Beschwerde gegen Einleitungsbescheid wegen Hinterziehung von Umsatzsteuervorauszahlungen
Entscheidungstext
Beschwerdeentscheidung
Der unabhängige Finanzsenat als Finanzstrafbehörde zweiter Instanz hat durch das Mitglied des Finanzstrafsenates 4, Hofrat Dr. Peter Binder, in der Finanzstrafsache gegen FS, Beratung und Verkauf von Bodenhilfsstoffen, geb. , G, über die Beschwerde des Beschuldigten vom gegen den Bescheid über die Einleitung eines Finanzstrafverfahrens gemäß § 83 Abs. 1 des Finanzstrafgesetzes (FinStrG) des Finanzamtes Grieskirchen Wels, vertreten durch HR Kurt Brühwasser, vom , SN 044-2003/00098-001,
zu Recht erkannt:
I. Der Spruch des bekämpften Einleitungsbescheides wird, wie folgt, präzisiert:
Gegen Herrn FS wird das Finanzstrafverfahren eingeleitet, weil der Verdacht besteht, dass er 2002 und 2003 vorsätzlich im Amtsbereich des Finanzamtes Grieskirchen zu StNr. 491/7298 unter Verletzung der Verpflichtung zur Abgabe von dem § 21 UStG 1994 entsprechenden Voranmeldungen für die Monate 01/2002 bis 09/2003 (Voranmeldungszeitraum=Kalendervierteljahr) eine Verkürzung an Umsatzsteuer-Vorauszahlungen iHv. 1.399,70 € bewirkt und dies nicht nur für möglich, sondern für gewiss gehalten und dadurch ein Finanzvergehen nach § 33 Abs. 2 lit. a FinStrG begangen hat.
II. Im Übrigen wird die Beschwerde als unbegründet abgewiesen.
Entscheidungsgründe
Mit Bescheid vom hat das Finanzamt Grieskirchen Wels als Finanzstrafbehörde erster Instanz gegen den Beschwerdeführer (Bf.) zur SN 044-2003/00098-001 ein finanzstrafbehördliches Untersuchungsverfahren eingeleitet, weil der Verdacht bestehe, dass dieser im Amtsbereich des Finanzamtes Grieskirchen Wels wissentlich unter Verletzung der Verpflichtung zur Abgabe von dem § 21 UStG 1994 entsprechenden Voranmeldungen eine Verkürzung an USt-Vorauszahlungen für die Monate 1/2002 bis 9/2003 in noch zu bestimmender Höhe bewirkt und hiermit ein Finanzvergehen nach § 33 Abs. 2 lit. a FinStrG begangen habe.
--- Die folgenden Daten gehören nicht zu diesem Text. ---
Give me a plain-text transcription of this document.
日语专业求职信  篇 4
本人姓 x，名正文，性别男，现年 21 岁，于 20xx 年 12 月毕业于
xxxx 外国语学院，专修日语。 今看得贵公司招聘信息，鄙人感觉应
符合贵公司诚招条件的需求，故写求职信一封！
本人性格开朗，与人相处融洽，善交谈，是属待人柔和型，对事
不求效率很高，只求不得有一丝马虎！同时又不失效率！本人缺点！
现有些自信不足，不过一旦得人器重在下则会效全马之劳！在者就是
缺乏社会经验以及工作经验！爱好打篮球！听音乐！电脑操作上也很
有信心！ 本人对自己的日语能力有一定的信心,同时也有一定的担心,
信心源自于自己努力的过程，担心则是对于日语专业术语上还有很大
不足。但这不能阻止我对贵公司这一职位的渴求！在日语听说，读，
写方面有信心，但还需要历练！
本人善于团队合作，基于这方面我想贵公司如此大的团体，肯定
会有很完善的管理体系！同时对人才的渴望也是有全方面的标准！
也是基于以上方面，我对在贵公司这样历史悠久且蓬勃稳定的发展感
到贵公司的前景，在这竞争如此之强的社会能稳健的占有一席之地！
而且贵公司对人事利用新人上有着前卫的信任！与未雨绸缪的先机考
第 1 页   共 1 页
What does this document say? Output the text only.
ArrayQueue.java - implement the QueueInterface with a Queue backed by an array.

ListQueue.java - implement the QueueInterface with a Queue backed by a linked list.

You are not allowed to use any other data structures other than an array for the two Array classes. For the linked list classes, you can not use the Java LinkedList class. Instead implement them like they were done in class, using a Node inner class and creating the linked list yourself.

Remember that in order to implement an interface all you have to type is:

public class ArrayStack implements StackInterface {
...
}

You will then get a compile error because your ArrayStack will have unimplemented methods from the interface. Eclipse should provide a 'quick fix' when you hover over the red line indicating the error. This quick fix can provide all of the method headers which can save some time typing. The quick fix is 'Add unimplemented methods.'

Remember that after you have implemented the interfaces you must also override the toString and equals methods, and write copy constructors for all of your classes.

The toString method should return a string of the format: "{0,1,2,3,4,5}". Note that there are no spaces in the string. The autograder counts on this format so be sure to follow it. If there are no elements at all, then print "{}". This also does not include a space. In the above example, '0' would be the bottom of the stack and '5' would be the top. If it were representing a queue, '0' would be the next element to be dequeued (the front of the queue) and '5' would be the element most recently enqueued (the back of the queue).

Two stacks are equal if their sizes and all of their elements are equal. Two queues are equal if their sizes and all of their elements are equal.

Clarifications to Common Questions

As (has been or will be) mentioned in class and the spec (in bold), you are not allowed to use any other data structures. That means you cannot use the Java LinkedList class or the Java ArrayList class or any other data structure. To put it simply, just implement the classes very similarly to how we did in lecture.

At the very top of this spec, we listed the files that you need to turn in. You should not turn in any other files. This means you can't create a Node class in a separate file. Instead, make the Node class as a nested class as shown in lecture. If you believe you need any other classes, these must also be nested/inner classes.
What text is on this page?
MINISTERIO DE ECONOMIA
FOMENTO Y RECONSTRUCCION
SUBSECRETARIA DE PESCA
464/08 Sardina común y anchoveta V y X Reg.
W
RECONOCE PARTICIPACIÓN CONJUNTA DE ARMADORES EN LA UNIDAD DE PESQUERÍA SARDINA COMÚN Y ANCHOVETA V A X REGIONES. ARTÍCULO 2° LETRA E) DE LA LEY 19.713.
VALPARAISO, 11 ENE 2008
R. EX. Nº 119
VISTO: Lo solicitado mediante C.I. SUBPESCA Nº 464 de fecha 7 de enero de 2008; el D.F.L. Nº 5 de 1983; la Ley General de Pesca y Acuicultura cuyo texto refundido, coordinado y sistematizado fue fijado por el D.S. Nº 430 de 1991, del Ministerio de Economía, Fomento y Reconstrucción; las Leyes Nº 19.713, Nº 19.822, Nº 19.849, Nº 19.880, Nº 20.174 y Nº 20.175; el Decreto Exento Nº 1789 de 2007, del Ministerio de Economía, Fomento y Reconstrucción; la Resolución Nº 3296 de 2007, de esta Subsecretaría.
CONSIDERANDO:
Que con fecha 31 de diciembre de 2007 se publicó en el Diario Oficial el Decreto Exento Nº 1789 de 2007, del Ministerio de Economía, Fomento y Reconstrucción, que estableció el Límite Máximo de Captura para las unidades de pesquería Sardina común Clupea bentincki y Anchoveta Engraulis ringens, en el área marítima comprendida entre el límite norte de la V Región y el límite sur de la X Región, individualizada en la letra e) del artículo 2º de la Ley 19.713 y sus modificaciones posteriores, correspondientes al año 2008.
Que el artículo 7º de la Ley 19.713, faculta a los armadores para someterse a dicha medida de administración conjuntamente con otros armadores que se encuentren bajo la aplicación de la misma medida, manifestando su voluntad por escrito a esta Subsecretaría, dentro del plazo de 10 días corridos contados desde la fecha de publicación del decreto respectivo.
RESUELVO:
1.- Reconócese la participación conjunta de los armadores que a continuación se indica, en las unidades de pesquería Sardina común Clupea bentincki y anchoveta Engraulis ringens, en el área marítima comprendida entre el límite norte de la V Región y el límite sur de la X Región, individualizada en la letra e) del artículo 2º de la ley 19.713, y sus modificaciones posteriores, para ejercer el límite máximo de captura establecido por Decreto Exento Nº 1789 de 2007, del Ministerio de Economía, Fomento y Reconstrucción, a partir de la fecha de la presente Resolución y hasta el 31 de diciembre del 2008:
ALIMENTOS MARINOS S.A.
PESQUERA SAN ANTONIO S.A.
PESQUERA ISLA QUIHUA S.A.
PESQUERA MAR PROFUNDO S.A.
In der Begründung verwies die Finanzstrafbehörde erster Instanz im Wesentlichen darauf, dass trotz steuerpflichtiger Umsätze hinsichtlich der genannten Monate weder Voranmeldungen eingereicht noch Vorauszahlungen geleistet worden seien. Eine Festsetzung der entsprechenden Beträge sei anlässlich der durchgeführten USO-Prüfung, in deren Verlauf der Beschuldigte auch aufmerksam gemacht worden sei, dass (je Quartal) Umsatzsteuer zu entrichten sei, erfolgt. Sollten innerhalb der gleichzeitig gesetzten Frist die Höhe der Vorsteuern sowie die Zahllast-Höhe für das dritte Quartal 2003 nicht bekannt gegeben werden, seien die Vorsteuern bzw. die Zahllast im Wege einer Schätzung zu ermitteln.
Gegen diesen Bescheid richtet sich die fristgerechte Beschwerde des Beschuldigten vom , in welcher im Wesentlichen vorgebracht wurde, dass die Einreichung der Jahressteuererklärungen (U, E) 2002 nachweislich bereits am erfolgt sei und darauf auch (nach der Festsetzung von Zwangsstrafen) mehrmals, nämlich am bzw. am , hingewiesen worden sei. Im Übrigen sei bereits bei der USO-Prüfung das Prüforgan von der bereits erfolgten Erklärungsabgabe in Kenntnis gesetzt worden.
Das Finanzamt Grieskirchen Wels wertete die mit datierte und vom Bf. am der Post übergebene bzw. bei der Finanzstrafbehörde erster Instanz eingelangte Beschwerde fälschlicherweise (siehe dazu Berufungsentscheidung FSRV/0097-L/04) als Einspruch iSd. § 145 FinStrG gegen die von ihr (noch innerhalb der offenen Rechtsmittelfrist betreffend den angeführten Einleitungsbescheid) am zur SN 044-2003/00098-001 ergangene und am dem Beschuldigten zugestellte Strafverfügung gemäß § 143 FinStrG und führte am gemäß § 125 FinStrG eine mündliche Verhandlung durch. In dieser Verhandlung legte der Bf. laut Niederschrift eine Einnahmen-Ausgabenrechnung für 2002 vor und erklärte, dass er seit Mitte 2003 deshalb keine Umsatzsteuervorauszahlungen mehr geleistet habe, da er zu Unrecht Zwangsstrafenvorschreibungen iZm. der angeblichen Nichtabgabe der Steuererklärungen erhalten habe.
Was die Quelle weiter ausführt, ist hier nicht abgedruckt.